Why some individuals on rare occasions depart from the normal timing of the breeding season is not clear, but it may represent the extreme range of variation. Birth of roe deer fawns usually occurs in early summer, with some geographical variation throughout the range of the species (Danilkin 1996, table 8.2). For example, in East Jutland (Kalø) the median date of birth (i.e. the date when 50% of the fawns of the year have been born) is 2 June compared with 14 June in West Jutland (Borris). This difference corresponds well with a 13-day delay in foetus development in females from Borris compared to females from Kalø (Strandgaard 1972a). Within the study areas, there is considerable variation in the timing of birth. At Borris, the earliest record of a newborn fawn is 10 May and the latest 19 July (Fig. 1). The corresponding dates for Kalø are 25 April and 8 July, respectively. Rieck (1955) stated that the median date for birth of fawns was 1 June in western Germany and 9 June in eastern Germany, and that the fawning period in southwest Germany extends from the end of April to the end of June, compared to early May till early July in the northeastern part of the country. Gaillard et al. (1993) give 15 May as the median date for a French population, and Linnell (1994) gives 21 May for a population on the west coast of Norway (Danilkin 1996).
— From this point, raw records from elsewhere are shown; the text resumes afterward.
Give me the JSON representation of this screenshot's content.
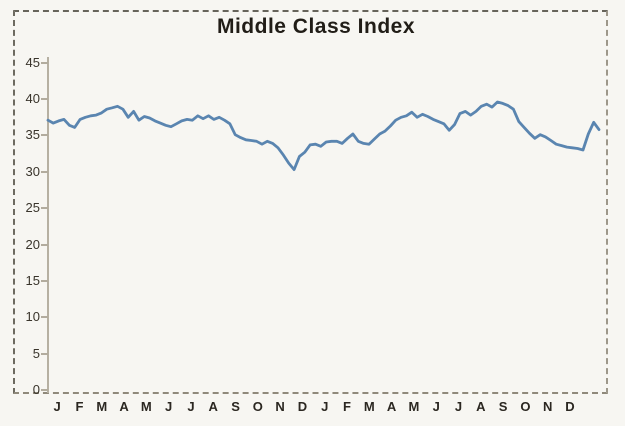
{
  "page": {
    "background_color": "#f7f6f2",
    "kind": "scanned line chart, no interactive controls"
  },
  "chart": {
    "title": "Middle Class Index",
    "line_color": "#5a85b0",
    "axis_color": "#b6b0a2",
    "tick_text_color": "#39342b",
    "title_color": "#211d17",
    "border_dark_color": "#67645b",
    "border_light_color": "#9d978a"
  },
  "chart_data": {
    "type": "line",
    "title": "Middle Class Index",
    "ylim": [
      0,
      45
    ],
    "y_ticks": [
      0,
      5,
      10,
      15,
      20,
      25,
      30,
      35,
      40,
      45
    ],
    "x_tick_labels": [
      "J",
      "F",
      "M",
      "A",
      "M",
      "J",
      "J",
      "A",
      "S",
      "O",
      "N",
      "D",
      "J",
      "F",
      "M",
      "A",
      "M",
      "J",
      "J",
      "A",
      "S",
      "O",
      "N",
      "D"
    ],
    "x_layout_note": "24 monthly labels spanning two consecutive years; series is sampled weekly (104 points) evenly across the axis",
    "grid": false,
    "legend": false,
    "series": [
      {
        "name": "Middle Class Index",
        "values": [
          37.1,
          36.7,
          37.0,
          37.2,
          36.4,
          36.1,
          37.2,
          37.5,
          37.7,
          37.8,
          38.1,
          38.6,
          38.8,
          39.0,
          38.6,
          37.5,
          38.3,
          37.1,
          37.6,
          37.4,
          37.0,
          36.7,
          36.4,
          36.2,
          36.6,
          37.0,
          37.2,
          37.1,
          37.7,
          37.3,
          37.7,
          37.2,
          37.5,
          37.1,
          36.6,
          35.1,
          34.7,
          34.4,
          34.3,
          34.2,
          33.8,
          34.2,
          33.9,
          33.3,
          32.3,
          31.2,
          30.3,
          32.1,
          32.7,
          33.7,
          33.8,
          33.5,
          34.1,
          34.2,
          34.2,
          33.9,
          34.6,
          35.2,
          34.2,
          33.9,
          33.8,
          34.5,
          35.2,
          35.6,
          36.3,
          37.1,
          37.5,
          37.7,
          38.2,
          37.5,
          37.9,
          37.6,
          37.2,
          36.9,
          36.6,
          35.7,
          36.5,
          38.0,
          38.3,
          37.8,
          38.3,
          39.0,
          39.3,
          38.9,
          39.6,
          39.4,
          39.1,
          38.6,
          36.9,
          36.1,
          35.3,
          34.6,
          35.1,
          34.8,
          34.3,
          33.8,
          33.6,
          33.4,
          33.3,
          33.2,
          33.0,
          35.2,
          36.8,
          35.8
        ]
      }
    ]
  }
}
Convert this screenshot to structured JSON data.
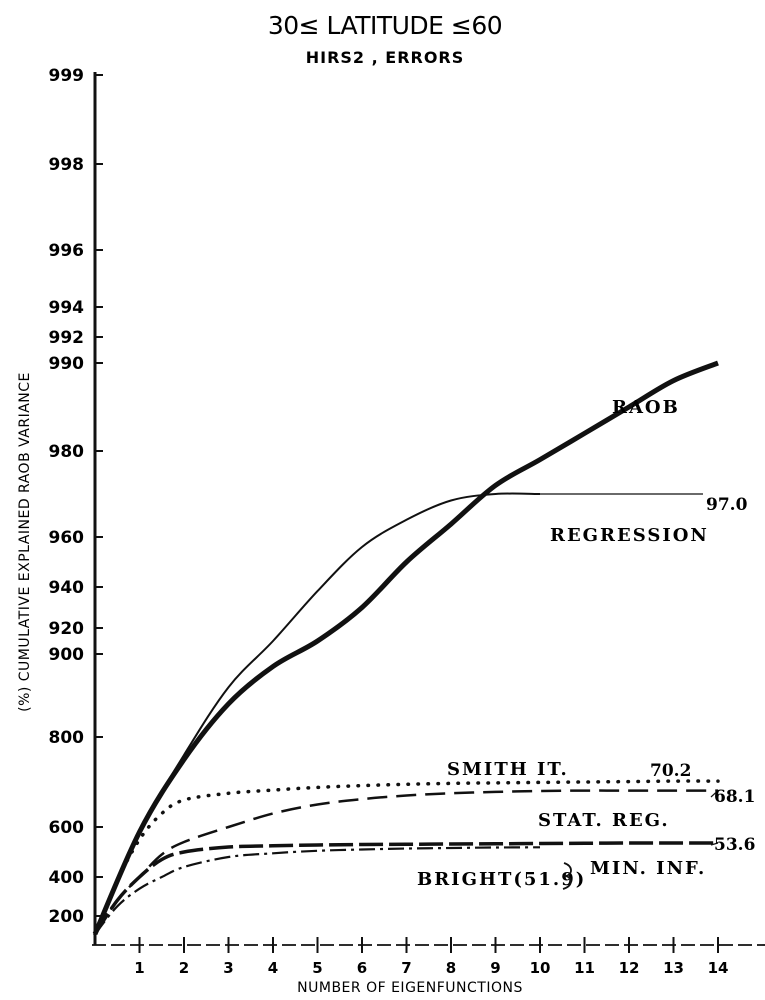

The process of delayed implantation in roe deer is still not fully understood. It seems to be an evolutionary strategy enabling rutting and fawning to occur under the most favourable conditions, i.e. at different times at different geographical locations. Selection might constantly act by adjusting time of birth as fawns bom under the most favourable conditions have the highest probability of survival and hence reproductive success. In this way the species maintains a relatively fixed breeding season. However, since there are spatial and temporal variations in environmental conditions there may be an adaptive advantage in maintaining a degree of variation in the time of breeding. This would provide the mechanism for adapting to different conditions, such as those reported from the Borris, and Kalø areas. West Jutland roe deer are immigrants from East Jutland where the mean monthly temperature for May, June and July is 0.5°C higher than at Borris, and in the Borris area night-frost frequently occurs even in June. It is obvious that spring arrives later in Borris than in East Jutland. Plants start to grow later in Borris, and furthermore different plant species are available as food resources (Petersen & Strandgaard 1992). So time of birth may have been adapted to fit available feeding resources as well as climatic conditions. Unfortunately, so far no investigations on the relationship between food quality and reproductive timing have been carried out.